Racism as an institution is all-pervading; it has been ingrained in the fabric of our country since its founding. I remember reading a Little House on the Prairie book that was suggested to me by the school librarian and reading a sentence that briefly caught my attention: “the only good Indian is a dead Indian”. My brain desperately flitted through a bare-bones catalog of all the history lessons I’d ever received, trying to find out why that was, but all I was met with were images of pilgrims, Thanksgiving, and petty skirmishes between White people and Natives–all concepts that I found far removed from my current reality. And then I simply moved on. My school was hugely responsible in erasing context from those particular lessons, so I shudder to think how that book would have influenced a kid with much less education. But it was normal. To me, at that time, that’s just how a lot of books were.
I had no idea just how much normalized literary racism affected my own self-image. At some point, I, a Peruvian-American girl, thought that I was Mexican. Or at least that I was supposed to be, because why else would I have black hair and know some Spanish? See, Mexican characters were the only vessel through which I could see myself in books in those days, and they were almost always accompanied by the sort of stereotypical descriptions you’d expect. But it was normal. At some point, I picked up a Warrior Cats book, a fiction series centered around anthropomorphic cats living in the forest, to read about a group of wise, feather-wearing cats that lived in communal “tribes”… only for the Western-coded protagonists to find an issue with their strange, scary ways. Sound familiar? These fictional animals–not even people–even bore titles that sounded like cheap imitations of Native American names.

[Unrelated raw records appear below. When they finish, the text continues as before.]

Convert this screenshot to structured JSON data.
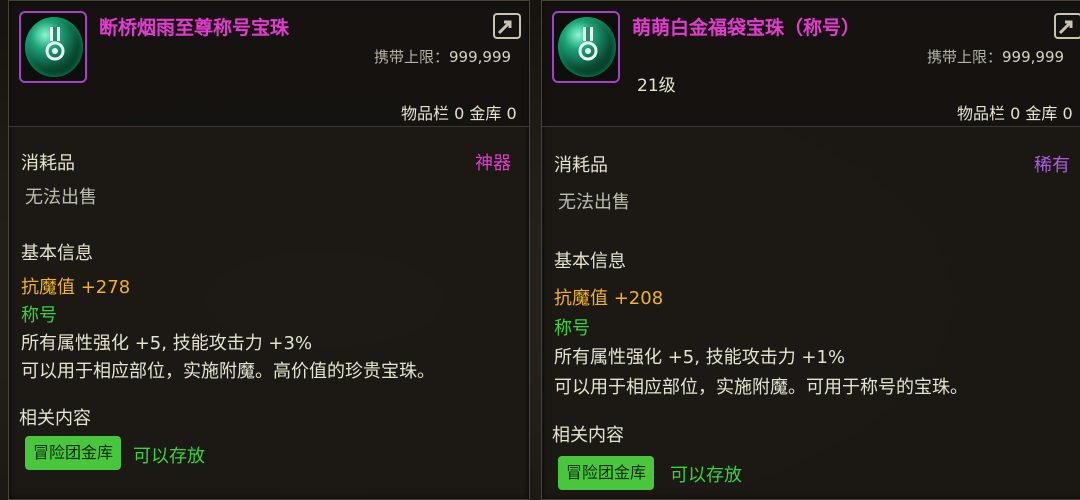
{
  "colors": {
    "title_magenta": "#e43ad2",
    "rarity_artifact": "#e43ad2",
    "rarity_rare": "#b15ce0",
    "stat_yellow": "#f2b31f",
    "label_green": "#36d43a",
    "badge_green": "#48c73c",
    "icon_border": "#a640c8"
  },
  "cards": [
    {
      "title": "断桥烟雨至尊称号宝珠",
      "icon": "bead-orb-icon",
      "carry_label": "携带上限：",
      "carry_value": "999,999",
      "level": "",
      "inventory": "物品栏 0  金库 0",
      "category": "消耗品",
      "rarity": "神器",
      "sell": "无法出售",
      "basic_info": "基本信息",
      "stat": "抗魔值 +278",
      "title_label": "称号",
      "effect": "所有属性强化 +5, 技能攻击力 +3%",
      "desc": "可以用于相应部位，实施附魔。高价值的珍贵宝珠。",
      "related": "相关内容",
      "badge": "冒险团金库",
      "store_text": "可以存放"
    },
    {
      "title": "萌萌白金福袋宝珠（称号）",
      "icon": "bead-orb-icon",
      "carry_label": "携带上限：",
      "carry_value": "999,999",
      "level": "21级",
      "inventory": "物品栏 0  金库 0",
      "category": "消耗品",
      "rarity": "稀有",
      "sell": "无法出售",
      "basic_info": "基本信息",
      "stat": "抗魔值 +208",
      "title_label": "称号",
      "effect": "所有属性强化 +5, 技能攻击力 +1%",
      "desc": "可以用于相应部位，实施附魔。可用于称号的宝珠。",
      "related": "相关内容",
      "badge": "冒险团金库",
      "store_text": "可以存放"
    }
  ]
}
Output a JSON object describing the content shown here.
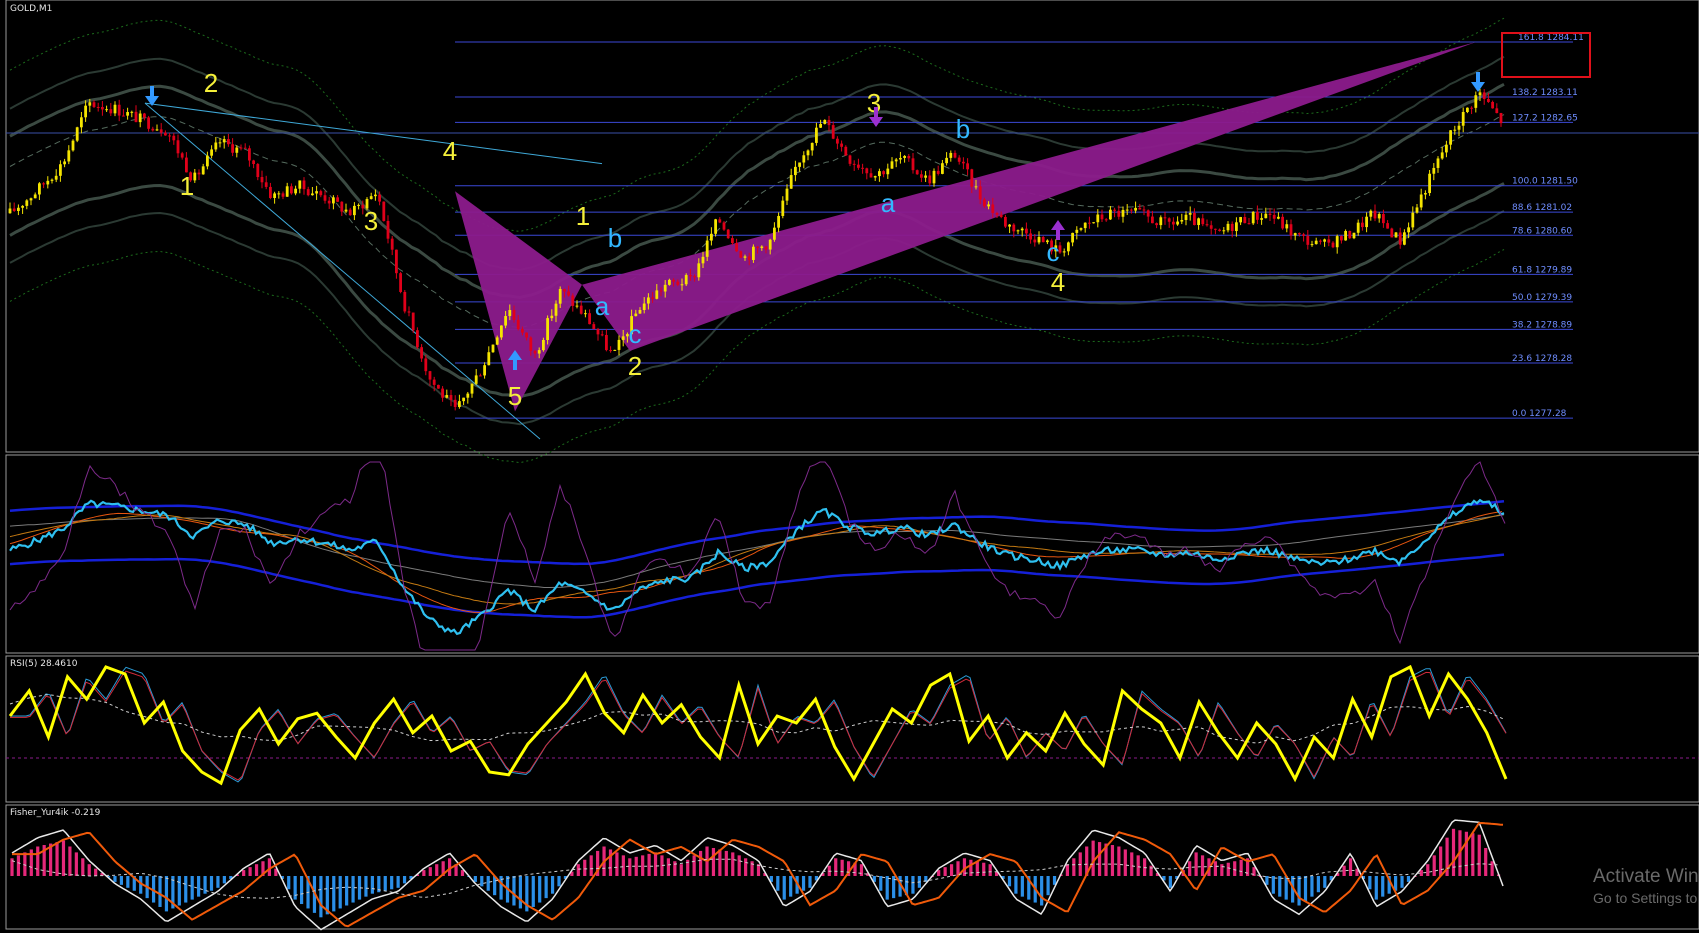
{
  "main": {
    "symbol_title": "GOLD,M1",
    "fib_levels": [
      {
        "pct": "161.8",
        "price": "1284.11",
        "highlight": true
      },
      {
        "pct": "138.2",
        "price": "1283.11"
      },
      {
        "pct": "127.2",
        "price": "1282.65"
      },
      {
        "pct": "100.0",
        "price": "1281.50"
      },
      {
        "pct": "88.6",
        "price": "1281.02"
      },
      {
        "pct": "78.6",
        "price": "1280.60"
      },
      {
        "pct": "61.8",
        "price": "1279.89"
      },
      {
        "pct": "50.0",
        "price": "1279.39"
      },
      {
        "pct": "38.2",
        "price": "1278.89"
      },
      {
        "pct": "23.6",
        "price": "1278.28"
      },
      {
        "pct": "0.0",
        "price": "1277.28"
      }
    ],
    "wave_labels": [
      {
        "text": "2",
        "color": "#f5f03a"
      },
      {
        "text": "1",
        "color": "#f5f03a"
      },
      {
        "text": "3",
        "color": "#f5f03a"
      },
      {
        "text": "4",
        "color": "#f5f03a"
      },
      {
        "text": "5",
        "color": "#f5f03a"
      },
      {
        "text": "1",
        "color": "#f5f03a"
      },
      {
        "text": "b",
        "color": "#33b8ff"
      },
      {
        "text": "a",
        "color": "#33b8ff"
      },
      {
        "text": "c",
        "color": "#33b8ff"
      },
      {
        "text": "2",
        "color": "#f5f03a"
      },
      {
        "text": "3",
        "color": "#f5f03a"
      },
      {
        "text": "b",
        "color": "#33b8ff"
      },
      {
        "text": "a",
        "color": "#33b8ff"
      },
      {
        "text": "c",
        "color": "#33b8ff"
      },
      {
        "text": "4",
        "color": "#f5f03a"
      }
    ],
    "arrows": [
      "down-arrow-icon",
      "up-arrow-icon",
      "down-arrow-icon"
    ]
  },
  "rsi_panel": {
    "title": "RSI(5) 28.4610"
  },
  "fisher_panel": {
    "title": "Fisher_Yur4ik -0.219"
  },
  "watermark": {
    "line1": "Activate Win",
    "line2": "Go to Settings to"
  },
  "colors": {
    "background": "#000000",
    "bull_candle": "#f5e400",
    "bear_candle": "#e0001a",
    "fib_line": "#3b49d6",
    "harmonic_fill": "#8c1b8c",
    "rsi_line": "#ffff00",
    "fisher_pos_hist": "#e6287a",
    "fisher_neg_hist": "#2b8fe8"
  },
  "chart_data": [
    {
      "type": "candlestick",
      "title": "GOLD,M1",
      "ylim": [
        1276.7,
        1284.8
      ],
      "close_path": [
        1281.0,
        1281.4,
        1281.9,
        1283.0,
        1282.9,
        1282.7,
        1282.5,
        1281.6,
        1282.3,
        1282.1,
        1281.3,
        1281.5,
        1281.3,
        1281.0,
        1281.4,
        1279.4,
        1278.0,
        1277.4,
        1278.2,
        1279.3,
        1278.4,
        1279.6,
        1279.1,
        1278.4,
        1279.3,
        1279.7,
        1279.8,
        1280.9,
        1280.2,
        1280.5,
        1281.9,
        1282.7,
        1282.0,
        1281.7,
        1282.0,
        1281.6,
        1282.1,
        1281.3,
        1280.8,
        1280.6,
        1280.3,
        1280.8,
        1281.0,
        1281.0,
        1280.8,
        1280.9,
        1280.6,
        1280.9,
        1281.0,
        1280.6,
        1280.4,
        1280.6,
        1281.0,
        1280.5,
        1281.5,
        1282.5,
        1283.2,
        1282.6
      ]
    },
    {
      "type": "line",
      "title": "",
      "ylim": [
        0,
        100
      ],
      "series": [
        {
          "name": "",
          "values": [
            60,
            78,
            45,
            88,
            72,
            95,
            90,
            55,
            70,
            35,
            20,
            12,
            50,
            65,
            40,
            58,
            62,
            45,
            30,
            55,
            72,
            48,
            60,
            35,
            42,
            20,
            18,
            40,
            55,
            70,
            90,
            62,
            48,
            75,
            55,
            68,
            45,
            30,
            82,
            40,
            60,
            55,
            72,
            38,
            15,
            40,
            65,
            55,
            82,
            90,
            42,
            60,
            30,
            48,
            35,
            62,
            40,
            25,
            78,
            65,
            55,
            30,
            70,
            48,
            30,
            55,
            40,
            15,
            45,
            30,
            72,
            45,
            88,
            95,
            60,
            90,
            72,
            48,
            15
          ]
        }
      ]
    },
    {
      "type": "bar",
      "title": "",
      "ylim": [
        -1,
        1
      ],
      "values": [
        0.3,
        0.5,
        0.6,
        0.2,
        -0.1,
        -0.3,
        -0.6,
        -0.4,
        -0.2,
        0.1,
        0.3,
        -0.4,
        -0.7,
        -0.5,
        -0.3,
        -0.2,
        0.1,
        0.3,
        -0.1,
        -0.4,
        -0.6,
        -0.3,
        0.2,
        0.5,
        0.3,
        0.4,
        0.2,
        0.5,
        0.4,
        0.2,
        -0.4,
        -0.2,
        0.3,
        0.2,
        -0.4,
        -0.3,
        0.1,
        0.3,
        0.2,
        -0.3,
        -0.5,
        0.2,
        0.6,
        0.5,
        0.3,
        -0.2,
        0.4,
        0.2,
        0.3,
        -0.3,
        -0.5,
        -0.2,
        0.3,
        -0.4,
        -0.2,
        0.2,
        0.8,
        0.7,
        -0.2
      ]
    }
  ]
}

But that was normal. When I was older and found a salacious YA novel about vampires in my hands, I distinctly remember reading about one of the Black side characters, who always had something smart and sassy to say. I found it odd. When I saw her mentioned in forums, no one had a single thing to say about that. But that’s because it was normal. And as a child obsessed with reading, that was just life.

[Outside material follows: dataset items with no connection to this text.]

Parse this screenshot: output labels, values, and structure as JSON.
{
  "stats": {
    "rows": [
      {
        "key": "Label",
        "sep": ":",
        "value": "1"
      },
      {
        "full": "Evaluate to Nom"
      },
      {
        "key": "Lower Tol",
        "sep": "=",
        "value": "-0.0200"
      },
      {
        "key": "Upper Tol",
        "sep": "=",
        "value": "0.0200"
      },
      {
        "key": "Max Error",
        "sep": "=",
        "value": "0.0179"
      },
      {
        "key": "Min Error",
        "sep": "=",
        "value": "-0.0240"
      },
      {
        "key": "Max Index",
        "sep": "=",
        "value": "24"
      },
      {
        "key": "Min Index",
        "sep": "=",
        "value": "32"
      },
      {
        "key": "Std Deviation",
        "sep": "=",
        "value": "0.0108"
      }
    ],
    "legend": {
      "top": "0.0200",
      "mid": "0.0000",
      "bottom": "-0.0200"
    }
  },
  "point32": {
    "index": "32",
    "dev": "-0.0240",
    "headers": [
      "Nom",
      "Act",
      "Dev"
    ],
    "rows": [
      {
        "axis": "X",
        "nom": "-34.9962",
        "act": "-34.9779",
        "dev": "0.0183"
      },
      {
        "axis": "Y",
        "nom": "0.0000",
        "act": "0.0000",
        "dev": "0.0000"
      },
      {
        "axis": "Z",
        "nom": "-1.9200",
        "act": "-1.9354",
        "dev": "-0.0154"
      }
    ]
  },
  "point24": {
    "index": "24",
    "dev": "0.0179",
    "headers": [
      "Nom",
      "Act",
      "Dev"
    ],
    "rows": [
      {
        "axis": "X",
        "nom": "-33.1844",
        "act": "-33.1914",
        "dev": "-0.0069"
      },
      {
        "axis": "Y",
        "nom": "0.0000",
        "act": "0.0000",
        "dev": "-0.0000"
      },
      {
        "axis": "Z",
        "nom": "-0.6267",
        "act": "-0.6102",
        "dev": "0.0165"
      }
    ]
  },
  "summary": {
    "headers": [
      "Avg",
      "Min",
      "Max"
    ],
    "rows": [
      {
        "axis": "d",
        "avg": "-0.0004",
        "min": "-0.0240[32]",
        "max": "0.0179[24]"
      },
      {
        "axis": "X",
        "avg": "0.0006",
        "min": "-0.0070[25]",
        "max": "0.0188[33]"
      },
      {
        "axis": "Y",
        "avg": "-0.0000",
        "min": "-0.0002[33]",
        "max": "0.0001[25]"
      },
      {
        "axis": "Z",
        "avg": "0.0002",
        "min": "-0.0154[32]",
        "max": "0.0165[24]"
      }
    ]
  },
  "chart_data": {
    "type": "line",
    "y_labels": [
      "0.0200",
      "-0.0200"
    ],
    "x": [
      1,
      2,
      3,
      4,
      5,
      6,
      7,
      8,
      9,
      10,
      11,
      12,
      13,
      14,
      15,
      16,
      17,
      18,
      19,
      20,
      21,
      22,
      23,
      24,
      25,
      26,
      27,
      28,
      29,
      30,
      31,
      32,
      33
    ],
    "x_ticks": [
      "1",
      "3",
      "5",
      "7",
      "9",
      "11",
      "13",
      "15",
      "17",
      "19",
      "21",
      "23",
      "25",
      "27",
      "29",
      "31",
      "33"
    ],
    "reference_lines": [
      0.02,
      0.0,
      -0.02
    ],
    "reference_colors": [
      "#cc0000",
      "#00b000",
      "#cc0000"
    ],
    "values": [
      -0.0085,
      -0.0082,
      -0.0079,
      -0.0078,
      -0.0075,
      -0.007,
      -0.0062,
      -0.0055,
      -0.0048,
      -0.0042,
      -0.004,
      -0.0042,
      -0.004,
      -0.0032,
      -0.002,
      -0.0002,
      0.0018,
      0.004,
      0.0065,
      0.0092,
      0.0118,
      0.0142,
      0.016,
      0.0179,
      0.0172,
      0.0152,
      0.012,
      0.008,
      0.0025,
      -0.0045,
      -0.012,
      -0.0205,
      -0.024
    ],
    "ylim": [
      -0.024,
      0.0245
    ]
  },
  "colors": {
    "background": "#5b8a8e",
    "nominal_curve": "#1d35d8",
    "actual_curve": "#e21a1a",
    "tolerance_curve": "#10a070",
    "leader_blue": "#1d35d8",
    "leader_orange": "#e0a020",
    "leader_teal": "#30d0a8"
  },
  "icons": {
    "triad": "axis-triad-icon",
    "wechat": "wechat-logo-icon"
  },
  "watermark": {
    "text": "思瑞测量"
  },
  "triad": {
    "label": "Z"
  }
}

Of course, anti-racism education has pulled me a long way. I look back at all these book series, and classics with fondness and sadness mingled in my heart; it’s a strange feeling, to say the least. It also makes me exuberant for the children of this generation, who get to explore the classics in a much more critical light in schools, and who get to freely grab copies of fantasy and non-fiction books off the shelves and expect–not hope–that they’ll be accurately represented in them.